I could not obtain for my EC2 instalce (Ubuntu) through ELB. Please help.

I have an EC2 instance running behind a ELB. CName for the ELB is already registered to my DNS server.

> nslookup my.domain.name
Server:         172.31.0.2
Address:        172.31.0.2#53

Non-authoritative answer:
my.domain.name        canonical name = mydomainname-elb-xxx.us-west-2.elb.amazonaws.com
Name:   mydomainname-elb-xxx.us-west-2.elb.amazonaws.com
Address: xx.xx.xx.xx
Name:   mydomainname-elb

I opened 80 and 443 port for the ELB to 0.0.0.0. My EC2 instance opens 80 and 443 port to the ELB.

But when I tried to obtain a cert I got this message.

sudo ./letsencrypt-auto certonly -a standalone -d my.domain.name
Failed authorization procedure. my.domain.name (tls-sni-01): urn:acme:error:unauthorized :: The client lacks sufficient authorization :: Incorrect validation certificate for TLS-SNI-01 challenge.
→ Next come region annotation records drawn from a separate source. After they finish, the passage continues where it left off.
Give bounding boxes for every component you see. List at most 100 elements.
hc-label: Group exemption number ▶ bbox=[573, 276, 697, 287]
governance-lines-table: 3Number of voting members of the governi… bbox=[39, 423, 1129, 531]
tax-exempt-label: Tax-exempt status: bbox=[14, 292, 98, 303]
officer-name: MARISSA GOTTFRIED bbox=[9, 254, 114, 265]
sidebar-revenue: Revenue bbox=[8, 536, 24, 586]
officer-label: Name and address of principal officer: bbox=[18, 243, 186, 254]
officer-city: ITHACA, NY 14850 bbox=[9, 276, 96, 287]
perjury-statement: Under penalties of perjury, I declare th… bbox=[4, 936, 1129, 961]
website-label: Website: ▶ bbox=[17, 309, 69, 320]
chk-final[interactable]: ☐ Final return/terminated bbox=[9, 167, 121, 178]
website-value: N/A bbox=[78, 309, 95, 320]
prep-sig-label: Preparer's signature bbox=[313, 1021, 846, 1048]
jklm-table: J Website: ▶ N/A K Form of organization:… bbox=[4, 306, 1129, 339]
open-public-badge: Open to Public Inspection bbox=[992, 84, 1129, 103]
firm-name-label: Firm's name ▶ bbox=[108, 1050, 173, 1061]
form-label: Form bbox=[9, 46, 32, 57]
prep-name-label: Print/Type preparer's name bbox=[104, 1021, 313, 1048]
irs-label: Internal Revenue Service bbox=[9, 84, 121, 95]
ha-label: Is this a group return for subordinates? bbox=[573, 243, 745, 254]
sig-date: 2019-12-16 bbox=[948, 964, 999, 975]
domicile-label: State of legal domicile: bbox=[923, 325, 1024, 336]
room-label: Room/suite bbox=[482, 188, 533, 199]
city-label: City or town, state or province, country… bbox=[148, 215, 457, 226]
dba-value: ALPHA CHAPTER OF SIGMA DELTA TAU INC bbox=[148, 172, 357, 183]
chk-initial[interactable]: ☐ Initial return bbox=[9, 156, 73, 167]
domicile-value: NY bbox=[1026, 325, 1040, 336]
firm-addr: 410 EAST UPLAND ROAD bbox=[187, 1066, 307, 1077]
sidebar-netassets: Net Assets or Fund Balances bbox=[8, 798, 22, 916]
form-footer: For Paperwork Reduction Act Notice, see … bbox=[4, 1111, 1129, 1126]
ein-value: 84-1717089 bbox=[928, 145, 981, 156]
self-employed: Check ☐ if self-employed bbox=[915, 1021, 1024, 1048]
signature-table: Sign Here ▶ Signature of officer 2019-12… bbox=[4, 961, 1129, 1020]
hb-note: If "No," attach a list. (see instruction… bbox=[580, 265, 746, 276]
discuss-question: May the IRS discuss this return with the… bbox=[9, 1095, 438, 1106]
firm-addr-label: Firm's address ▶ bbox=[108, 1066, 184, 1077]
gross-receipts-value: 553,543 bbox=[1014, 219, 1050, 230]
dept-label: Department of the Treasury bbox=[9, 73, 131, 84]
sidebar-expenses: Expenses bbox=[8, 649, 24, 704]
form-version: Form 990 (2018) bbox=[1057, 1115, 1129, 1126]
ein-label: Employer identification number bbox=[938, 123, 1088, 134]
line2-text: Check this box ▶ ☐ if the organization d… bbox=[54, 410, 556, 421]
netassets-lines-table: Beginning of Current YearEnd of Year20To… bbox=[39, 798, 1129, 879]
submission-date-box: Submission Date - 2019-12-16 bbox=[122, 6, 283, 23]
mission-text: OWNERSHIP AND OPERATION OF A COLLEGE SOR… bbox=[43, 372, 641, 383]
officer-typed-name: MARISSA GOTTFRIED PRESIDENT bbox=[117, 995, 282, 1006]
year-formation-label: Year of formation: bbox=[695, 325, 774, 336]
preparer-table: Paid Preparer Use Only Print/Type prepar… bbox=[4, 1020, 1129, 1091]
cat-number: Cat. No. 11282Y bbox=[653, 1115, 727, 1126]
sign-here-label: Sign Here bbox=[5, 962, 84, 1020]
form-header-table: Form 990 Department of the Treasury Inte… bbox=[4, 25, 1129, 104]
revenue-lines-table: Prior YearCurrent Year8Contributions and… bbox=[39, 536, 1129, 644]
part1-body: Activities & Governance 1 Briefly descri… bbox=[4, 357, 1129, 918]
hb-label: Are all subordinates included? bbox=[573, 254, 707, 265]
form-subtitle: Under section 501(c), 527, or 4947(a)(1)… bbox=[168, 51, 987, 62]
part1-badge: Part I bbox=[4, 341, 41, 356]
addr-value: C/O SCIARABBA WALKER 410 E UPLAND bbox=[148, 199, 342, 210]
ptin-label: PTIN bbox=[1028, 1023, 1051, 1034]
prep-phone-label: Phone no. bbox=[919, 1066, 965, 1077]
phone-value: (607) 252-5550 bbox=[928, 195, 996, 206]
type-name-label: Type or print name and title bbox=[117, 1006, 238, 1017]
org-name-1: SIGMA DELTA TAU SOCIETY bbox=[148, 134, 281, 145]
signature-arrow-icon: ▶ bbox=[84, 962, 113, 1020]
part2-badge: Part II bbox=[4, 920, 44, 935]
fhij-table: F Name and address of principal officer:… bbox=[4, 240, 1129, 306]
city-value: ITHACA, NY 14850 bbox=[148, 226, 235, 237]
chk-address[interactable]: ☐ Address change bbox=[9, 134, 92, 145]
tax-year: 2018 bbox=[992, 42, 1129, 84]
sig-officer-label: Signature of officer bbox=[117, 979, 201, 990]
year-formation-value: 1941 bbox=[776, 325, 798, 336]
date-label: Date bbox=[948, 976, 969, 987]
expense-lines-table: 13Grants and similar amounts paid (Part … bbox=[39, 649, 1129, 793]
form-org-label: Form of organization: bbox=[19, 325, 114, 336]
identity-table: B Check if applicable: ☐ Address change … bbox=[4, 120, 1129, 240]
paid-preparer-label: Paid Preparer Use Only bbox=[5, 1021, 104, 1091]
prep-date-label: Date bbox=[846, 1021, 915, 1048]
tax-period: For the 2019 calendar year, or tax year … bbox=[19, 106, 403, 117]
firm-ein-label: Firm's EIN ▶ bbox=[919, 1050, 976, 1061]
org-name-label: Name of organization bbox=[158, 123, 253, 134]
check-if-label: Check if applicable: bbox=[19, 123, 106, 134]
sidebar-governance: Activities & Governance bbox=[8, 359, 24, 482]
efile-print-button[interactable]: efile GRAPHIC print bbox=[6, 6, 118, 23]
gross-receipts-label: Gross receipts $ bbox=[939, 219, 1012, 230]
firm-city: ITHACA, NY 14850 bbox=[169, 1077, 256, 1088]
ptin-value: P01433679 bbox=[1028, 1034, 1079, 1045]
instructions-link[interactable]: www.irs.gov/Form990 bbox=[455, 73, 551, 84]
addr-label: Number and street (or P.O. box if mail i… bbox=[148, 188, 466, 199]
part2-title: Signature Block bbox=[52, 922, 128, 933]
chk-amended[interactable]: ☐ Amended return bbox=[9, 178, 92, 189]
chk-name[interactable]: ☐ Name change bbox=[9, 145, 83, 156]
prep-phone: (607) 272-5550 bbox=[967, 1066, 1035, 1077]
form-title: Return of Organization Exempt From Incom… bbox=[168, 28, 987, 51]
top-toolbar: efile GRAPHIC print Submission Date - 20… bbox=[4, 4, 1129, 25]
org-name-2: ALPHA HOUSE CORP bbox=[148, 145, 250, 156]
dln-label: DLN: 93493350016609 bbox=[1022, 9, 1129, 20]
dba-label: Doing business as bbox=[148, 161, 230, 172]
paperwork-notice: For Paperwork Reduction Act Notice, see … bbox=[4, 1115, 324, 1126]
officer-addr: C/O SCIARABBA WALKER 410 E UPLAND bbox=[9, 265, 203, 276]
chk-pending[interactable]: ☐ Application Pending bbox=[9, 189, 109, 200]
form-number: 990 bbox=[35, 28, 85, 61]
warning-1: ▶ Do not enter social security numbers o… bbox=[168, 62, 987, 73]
Requested d5d463cd89a21d513279407cada3c1fc.733bc45648ce9a4ee7904ace56a6296c.acme.invalid from xx.xx.xx.xx:443. Received certificate containing 'my.domain.name'

IMPORTANT NOTES:
 - The following errors were reported by the server:

   Domain: my.domain.name
   Type:   unauthorized
   Detail: Incorrect validation certificate for TLS-SNI-01 challenge.
   Requested
   d5d463cd89a21d513279407cada3c1fc.733bc45648ce9a4ee7904ace56a6296c.acme.invalid
   from xx.xx.xx.xx:443. Received certificate containing
   'my.domain.nam'

   To fix these errors, please make sure that your domain name was
   entered correctly and the DNS A record(s) for that domain
   contain(s) the right IP address.

#2

TLS-SNI-01 validation, which is what standalone defaults to, only works if you run it on the host that terminates TLS for your domain. If a load balancer like ELB (or a reverse proxy like CloudFlare, etc.) is involved, that’s not the case.

You can use HTTP-01 by appending --standalone-supported-challenges http-01 to your command (or use --webroot if you have an existing web server listening on port 80).


#3

This topic was automatically closed 30 days after the last reply. New replies are no longer allowed.